Configure wlauth for UNIX security realms

The wlauth program runs setuid root. You need root permissions to modify the ownership and file attributes on the wlauth program and to set up the PAM configuration file for wlauth.

To set up the wlauth program for the UNIX security realm:

If WebLogic Server is installed on a network drive, copy the wlauth file to a file system on the computer that executes WebLogic Server, for example, the /usr/sbin directory. The wlauth file is in the weblogic/server/native/solaris/sparc directory.
As the root user, run the following commands to change the wlauth owner and permissions: # chown root wlauth # chmod +xs wlauth
Set up the PAM configuration for wlauth.
On Solaris, add the following lines to your /etc/pam.conf file:
```
# Setup for WebLogic authentication on Solaris machines  
#  
wlauth auth required      /usr/lib/security/pam_unix.so.1   
wlauth password required  /usr/lib/security/pam_unix.so.1   
wlauth account required   /usr/lib/security/pam_unix.so.1
```
On Linux, create a file called /etc/pam.d/wlauth containing the following:
```
#%PAM-1.0  
#  
# File name:  
# 
/etc/pam.d/wlauth   
#  
# If you do not use shadow passwords, delete "shadow".  
auth required     /lib/security/pam_pwdb.so shadow  
account required  /lib/security/pam_pwdb.so
```
Note: Omitshadow if you are not using shadow passwords.

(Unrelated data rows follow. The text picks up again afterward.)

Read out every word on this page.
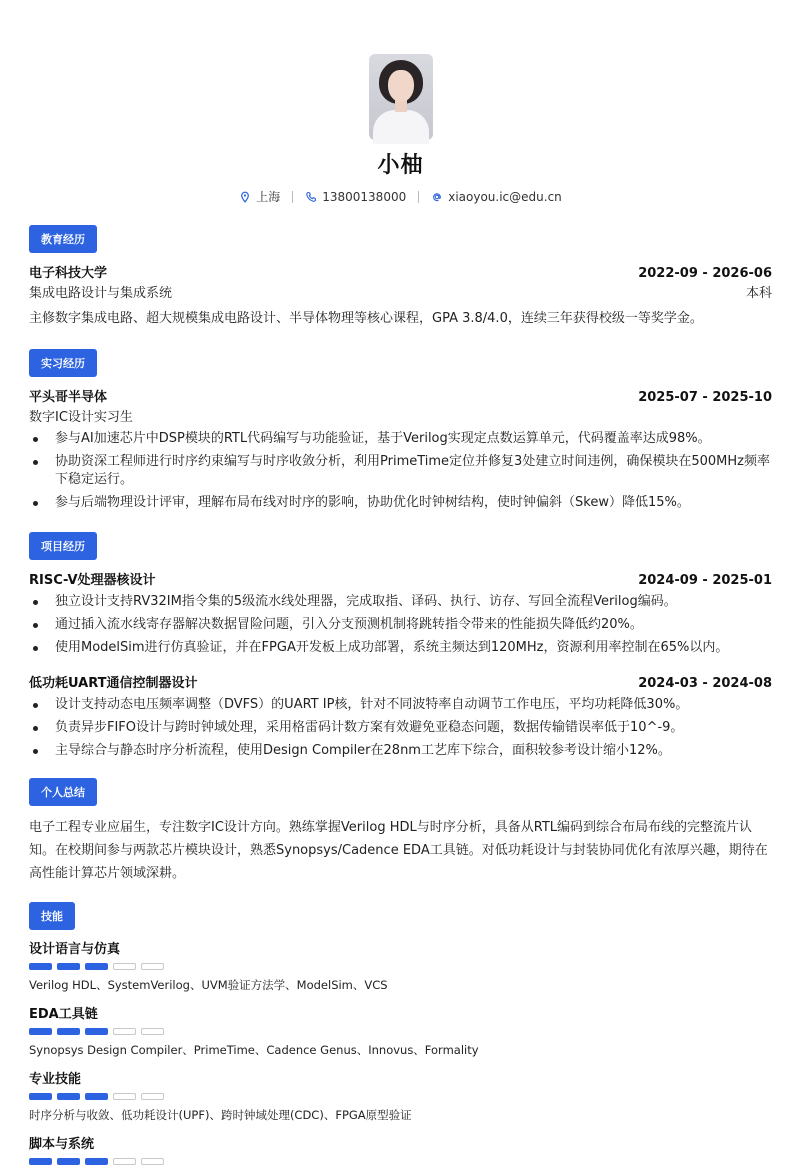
小柚
上海	13800138000	xiaoyou.ic@edu.cn
教育经历
电子科技大学	2022-09 - 2026-06
集成电路设计与集成系统	本科
主修数字集成电路、超大规模集成电路设计、半导体物理等核心课程，GPA 3.8/4.0，连续三年获得校级一等奖学金。
实习经历
平头哥半导体	2025-07 - 2025-10
数字IC设计实习生
参与AI加速芯片中DSP模块的RTL代码编写与功能验证，基于Verilog实现定点数运算单元，代码覆盖率达成98%。
协助资深工程师进行时序约束编写与时序收敛分析，利用PrimeTime定位并修复3处建立时间违例，确保模块在500MHz频率下稳定运行。
参与后端物理设计评审，理解布局布线对时序的影响，协助优化时钟树结构，使时钟偏斜（Skew）降低15%。
项目经历
RISC-V处理器核设计	2024-09 - 2025-01
独立设计支持RV32IM指令集的5级流水线处理器，完成取指、译码、执行、访存、写回全流程Verilog编码。
通过插入流水线寄存器解决数据冒险问题，引入分支预测机制将跳转指令带来的性能损失降低约20%。
使用ModelSim进行仿真验证，并在FPGA开发板上成功部署，系统主频达到120MHz，资源利用率控制在65%以内。
低功耗UART通信控制器设计	2024-03 - 2024-08
设计支持动态电压频率调整（DVFS）的UART IP核，针对不同波特率自动调节工作电压，平均功耗降低30%。
负责异步FIFO设计与跨时钟域处理，采用格雷码计数方案有效避免亚稳态问题，数据传输错误率低于10^-9。
主导综合与静态时序分析流程，使用Design Compiler在28nm工艺库下综合，面积较参考设计缩小12%。
个人总结
电子工程专业应届生，专注数字IC设计方向。熟练掌握Verilog HDL与时序分析，具备从RTL编码到综合布局布线的完整流片认知。在校期间参与两款芯片模块设计，熟悉Synopsys/Cadence EDA工具链。对低功耗设计与封装协同优化有浓厚兴趣，期待在高性能计算芯片领域深耕。
技能
设计语言与仿真
Verilog HDL、SystemVerilog、UVM验证方法学、ModelSim、VCS
EDA工具链
Synopsys Design Compiler、PrimeTime、Cadence Genus、Innovus、Formality
专业技能
时序分析与收敛、低功耗设计(UPF)、跨时钟域处理(CDC)、FPGA原型验证
脚本与系统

If wlauth is not in the WebLogic Server path or if you have given the program a name other than wlauth, you must add a Java command-line property when you start WebLogic Server. Edit the script you use to start WebLogic Server and add the following option after the java command:
```
-Dweblogic.security.unixrealm.authProgram=wlauth_prog
```
Replace wlauth_prog with the name of the wlauth program, including the full path if the program is not in the search path. Start WebLogic Server. If the wlauth program is in the WebLogic Server path and is named wlauth, this step is not needed.